United, however, were now proving far more capable of evading the Villa press. The introduction at half-time of Michael Carrick at the back in place of the injured Rafael (Jones moved to right back in his stead), was very important in this regard. In his 45 minutes on the pitch, Carrick attempted 20 passes with a 100% completion rate, including 4 successful long passes. Considering that he also made the aforementioned saving tackle at 2-1, it was a vital contribution. United moved the ball through midfield better and finished the game with a much improved 82% pass completion ratio. Fellaini in particular had a vastly improved second half, upping his numbers to 85% and combining with the impressive Adnan Januzaj on the left in the lead up to the fourth goal. His defensive contribution was also hugely important, winning numerous aerial duels against Benteke from Guzan goal kicks, and making 5 tackles.
Aston Villa will be left wondering how this game culminated in another 4-1 reverse. The answer? Profligate chance conversion from Christian Benteke was partly responsible, but individual errors at the back was the key – Ciaran Clark’s abandonment of Wayne Rooney in the box for the first, Bacuna’s mistimed challenge for the penalty and Bertrand playing Fellaini onside for Mata’s third. It was a shame because for large parts of the game they were the better side, and in Ashley Westwood, they sported the game’s best holding midfielder. Not only did he score a goal, he also executed his deep-lying playmaker role with aplomb, spreading the ball to the flanks and completing 15 out 17 attempted long passes.
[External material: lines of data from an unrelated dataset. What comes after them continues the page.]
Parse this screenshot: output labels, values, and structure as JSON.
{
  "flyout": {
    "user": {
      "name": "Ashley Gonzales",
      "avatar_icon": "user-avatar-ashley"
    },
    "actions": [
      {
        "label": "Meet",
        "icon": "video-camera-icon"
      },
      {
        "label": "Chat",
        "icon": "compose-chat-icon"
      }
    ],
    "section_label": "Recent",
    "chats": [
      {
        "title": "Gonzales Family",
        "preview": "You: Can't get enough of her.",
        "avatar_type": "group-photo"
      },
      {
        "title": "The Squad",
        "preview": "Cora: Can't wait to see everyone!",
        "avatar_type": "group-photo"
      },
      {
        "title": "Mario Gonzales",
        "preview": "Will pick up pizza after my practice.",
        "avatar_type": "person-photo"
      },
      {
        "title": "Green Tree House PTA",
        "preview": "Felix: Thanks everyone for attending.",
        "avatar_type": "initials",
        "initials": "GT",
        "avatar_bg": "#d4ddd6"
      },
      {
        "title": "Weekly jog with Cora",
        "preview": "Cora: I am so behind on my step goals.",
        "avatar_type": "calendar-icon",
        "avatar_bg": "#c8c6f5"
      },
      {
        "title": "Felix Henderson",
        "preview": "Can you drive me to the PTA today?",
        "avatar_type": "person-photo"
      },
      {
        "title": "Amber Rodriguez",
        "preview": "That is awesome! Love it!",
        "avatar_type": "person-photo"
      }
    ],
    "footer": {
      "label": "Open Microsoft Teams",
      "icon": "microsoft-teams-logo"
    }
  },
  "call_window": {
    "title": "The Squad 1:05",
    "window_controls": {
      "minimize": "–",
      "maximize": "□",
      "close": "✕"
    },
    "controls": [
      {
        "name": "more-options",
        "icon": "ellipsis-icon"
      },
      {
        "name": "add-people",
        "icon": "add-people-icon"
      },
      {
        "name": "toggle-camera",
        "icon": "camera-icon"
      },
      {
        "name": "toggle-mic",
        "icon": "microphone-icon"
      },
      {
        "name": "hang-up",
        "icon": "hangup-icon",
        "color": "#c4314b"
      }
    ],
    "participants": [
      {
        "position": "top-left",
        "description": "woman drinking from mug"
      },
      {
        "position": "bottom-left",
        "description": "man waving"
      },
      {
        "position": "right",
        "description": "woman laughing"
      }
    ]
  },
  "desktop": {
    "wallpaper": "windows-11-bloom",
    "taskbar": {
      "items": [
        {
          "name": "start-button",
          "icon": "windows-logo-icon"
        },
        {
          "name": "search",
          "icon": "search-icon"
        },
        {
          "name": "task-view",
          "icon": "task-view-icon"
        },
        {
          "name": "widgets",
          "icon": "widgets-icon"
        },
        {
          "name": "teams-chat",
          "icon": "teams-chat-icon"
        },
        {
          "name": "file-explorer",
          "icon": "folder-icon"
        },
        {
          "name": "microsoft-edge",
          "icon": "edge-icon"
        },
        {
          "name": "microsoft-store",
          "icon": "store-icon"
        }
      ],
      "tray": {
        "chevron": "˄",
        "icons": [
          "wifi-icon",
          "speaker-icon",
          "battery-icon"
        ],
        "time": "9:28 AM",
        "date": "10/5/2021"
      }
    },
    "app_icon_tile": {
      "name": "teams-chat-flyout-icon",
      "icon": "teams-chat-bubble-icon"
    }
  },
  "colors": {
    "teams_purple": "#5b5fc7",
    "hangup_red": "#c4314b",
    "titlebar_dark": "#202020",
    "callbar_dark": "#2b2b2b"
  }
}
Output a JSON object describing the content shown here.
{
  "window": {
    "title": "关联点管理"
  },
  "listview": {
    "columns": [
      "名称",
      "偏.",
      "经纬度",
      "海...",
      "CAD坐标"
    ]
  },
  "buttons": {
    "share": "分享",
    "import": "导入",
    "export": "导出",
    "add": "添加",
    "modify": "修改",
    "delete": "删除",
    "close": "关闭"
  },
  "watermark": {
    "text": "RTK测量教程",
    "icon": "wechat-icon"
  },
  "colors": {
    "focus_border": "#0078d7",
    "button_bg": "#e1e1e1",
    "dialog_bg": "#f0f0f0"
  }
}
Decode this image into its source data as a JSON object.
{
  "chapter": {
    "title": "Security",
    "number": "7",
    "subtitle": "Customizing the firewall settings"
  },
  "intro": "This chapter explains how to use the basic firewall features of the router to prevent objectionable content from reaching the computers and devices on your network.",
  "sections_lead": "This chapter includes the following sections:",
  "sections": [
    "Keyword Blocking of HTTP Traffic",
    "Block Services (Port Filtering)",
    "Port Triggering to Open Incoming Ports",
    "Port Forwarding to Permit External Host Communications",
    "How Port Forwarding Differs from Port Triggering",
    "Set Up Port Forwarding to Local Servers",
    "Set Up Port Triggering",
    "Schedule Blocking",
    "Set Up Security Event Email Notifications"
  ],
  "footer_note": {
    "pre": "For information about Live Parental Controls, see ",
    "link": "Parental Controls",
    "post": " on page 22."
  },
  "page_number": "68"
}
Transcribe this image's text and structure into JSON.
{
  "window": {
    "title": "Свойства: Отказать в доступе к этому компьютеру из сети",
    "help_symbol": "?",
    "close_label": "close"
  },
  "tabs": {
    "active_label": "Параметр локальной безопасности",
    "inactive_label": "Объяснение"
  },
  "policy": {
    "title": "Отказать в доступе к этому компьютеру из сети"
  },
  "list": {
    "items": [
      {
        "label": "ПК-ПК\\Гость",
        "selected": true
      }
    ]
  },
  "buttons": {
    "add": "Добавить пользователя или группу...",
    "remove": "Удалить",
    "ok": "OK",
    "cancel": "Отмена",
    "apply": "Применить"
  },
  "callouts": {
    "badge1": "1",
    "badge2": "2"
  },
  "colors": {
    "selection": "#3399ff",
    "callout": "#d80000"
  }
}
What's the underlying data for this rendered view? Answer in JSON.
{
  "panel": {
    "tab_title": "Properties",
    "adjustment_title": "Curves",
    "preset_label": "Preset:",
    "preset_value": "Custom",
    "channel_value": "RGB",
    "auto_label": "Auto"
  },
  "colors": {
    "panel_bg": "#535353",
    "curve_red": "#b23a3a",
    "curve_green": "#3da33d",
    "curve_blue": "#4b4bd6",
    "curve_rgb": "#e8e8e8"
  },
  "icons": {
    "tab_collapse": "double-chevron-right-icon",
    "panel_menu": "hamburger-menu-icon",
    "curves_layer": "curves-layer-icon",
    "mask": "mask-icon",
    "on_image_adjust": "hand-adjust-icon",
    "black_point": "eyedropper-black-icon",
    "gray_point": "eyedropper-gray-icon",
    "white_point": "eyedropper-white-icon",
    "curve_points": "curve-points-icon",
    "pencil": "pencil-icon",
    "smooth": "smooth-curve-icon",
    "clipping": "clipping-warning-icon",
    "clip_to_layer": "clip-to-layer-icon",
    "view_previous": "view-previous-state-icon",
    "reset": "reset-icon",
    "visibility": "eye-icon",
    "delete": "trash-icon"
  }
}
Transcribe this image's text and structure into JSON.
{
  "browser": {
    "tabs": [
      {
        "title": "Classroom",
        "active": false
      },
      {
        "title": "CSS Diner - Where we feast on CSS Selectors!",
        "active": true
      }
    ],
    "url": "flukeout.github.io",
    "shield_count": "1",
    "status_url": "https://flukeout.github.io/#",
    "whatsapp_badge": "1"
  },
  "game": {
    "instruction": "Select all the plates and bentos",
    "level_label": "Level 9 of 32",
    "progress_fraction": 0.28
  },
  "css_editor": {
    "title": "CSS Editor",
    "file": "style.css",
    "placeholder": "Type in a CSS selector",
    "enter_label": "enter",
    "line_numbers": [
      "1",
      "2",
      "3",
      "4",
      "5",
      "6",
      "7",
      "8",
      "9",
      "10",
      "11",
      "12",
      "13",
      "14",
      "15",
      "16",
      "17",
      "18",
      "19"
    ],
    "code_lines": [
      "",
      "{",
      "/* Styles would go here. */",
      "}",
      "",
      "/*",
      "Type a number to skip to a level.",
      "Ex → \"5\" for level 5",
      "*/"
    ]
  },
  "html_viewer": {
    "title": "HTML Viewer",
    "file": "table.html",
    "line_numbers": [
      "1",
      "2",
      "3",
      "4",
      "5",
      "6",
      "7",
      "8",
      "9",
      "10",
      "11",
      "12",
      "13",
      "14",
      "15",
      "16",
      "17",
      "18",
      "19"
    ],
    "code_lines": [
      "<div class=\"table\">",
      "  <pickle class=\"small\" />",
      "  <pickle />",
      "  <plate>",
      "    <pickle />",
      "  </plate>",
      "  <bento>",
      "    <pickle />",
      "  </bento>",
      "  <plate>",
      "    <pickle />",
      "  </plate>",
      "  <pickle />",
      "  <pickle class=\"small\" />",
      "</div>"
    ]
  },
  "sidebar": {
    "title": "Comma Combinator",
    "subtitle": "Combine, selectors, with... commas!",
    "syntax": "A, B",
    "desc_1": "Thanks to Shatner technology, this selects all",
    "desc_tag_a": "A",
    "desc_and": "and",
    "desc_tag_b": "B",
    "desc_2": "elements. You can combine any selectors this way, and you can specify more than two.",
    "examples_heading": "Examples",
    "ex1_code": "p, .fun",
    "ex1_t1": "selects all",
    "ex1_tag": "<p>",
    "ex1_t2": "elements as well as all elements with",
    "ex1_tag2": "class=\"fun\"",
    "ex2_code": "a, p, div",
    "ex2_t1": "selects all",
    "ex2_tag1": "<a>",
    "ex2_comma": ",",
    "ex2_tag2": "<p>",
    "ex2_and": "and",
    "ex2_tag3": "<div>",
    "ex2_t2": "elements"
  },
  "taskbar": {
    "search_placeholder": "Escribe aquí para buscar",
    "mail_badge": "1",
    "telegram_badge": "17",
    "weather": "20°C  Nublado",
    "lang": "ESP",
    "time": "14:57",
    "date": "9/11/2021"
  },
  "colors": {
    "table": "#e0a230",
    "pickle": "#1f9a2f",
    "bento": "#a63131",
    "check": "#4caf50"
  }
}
He was integral to Villa’s strategy and unlucky not to set up at least one goal too – a fantastic long pass over the top to Benteke just before half-time and the aforementioned cross early in the second half to the same man both deserved better end results. Villa created more shooting opportunities than the home side (10 to 9) but to convert only one of those into a shot on target (Westwood’s goal) is truly awful.
Moyes will be delighted with the way in which his side prevailed upon the opportunities presented to them. 4 goals from 6 shots on target is an impressive return. United did look far better balanced today – the old Ferguson strategy of playing a conventional winger on the right to stretch the opposition and a playmaker on the left to find the resulting gaps worked well, particularly with addition of Juan Mata in the hole where he belongs. There is still a lack of guile in deeper areas however. Neither Fellaini nor Fletcher played a single key pass today – a common theme. The performance of Ryan Giggs in that position at home to Olympiakos last week and away to Leverkusen earlier in the season is evidence of what United are missing. A deep lying playmaker capable of moving the ball forward quickly and accurately is particularly important against sides who look to sit off and frustrate. Villa weren’t doing that today and so the problem wasn’t as evident.
A final word for the performance of young Adnan Januzaj when he came off the bench. He only played 22 minutes of normal time and yet completed 3 dribbles, more than any other player on the pitch, creating the fourth goal in the process for fellow sub Javier Hernandez with a perfect cross from the byline. Given his appalling performance the last time we saw him against Liverpool, his cameo today will be extremely encouraging for Manchester United fans.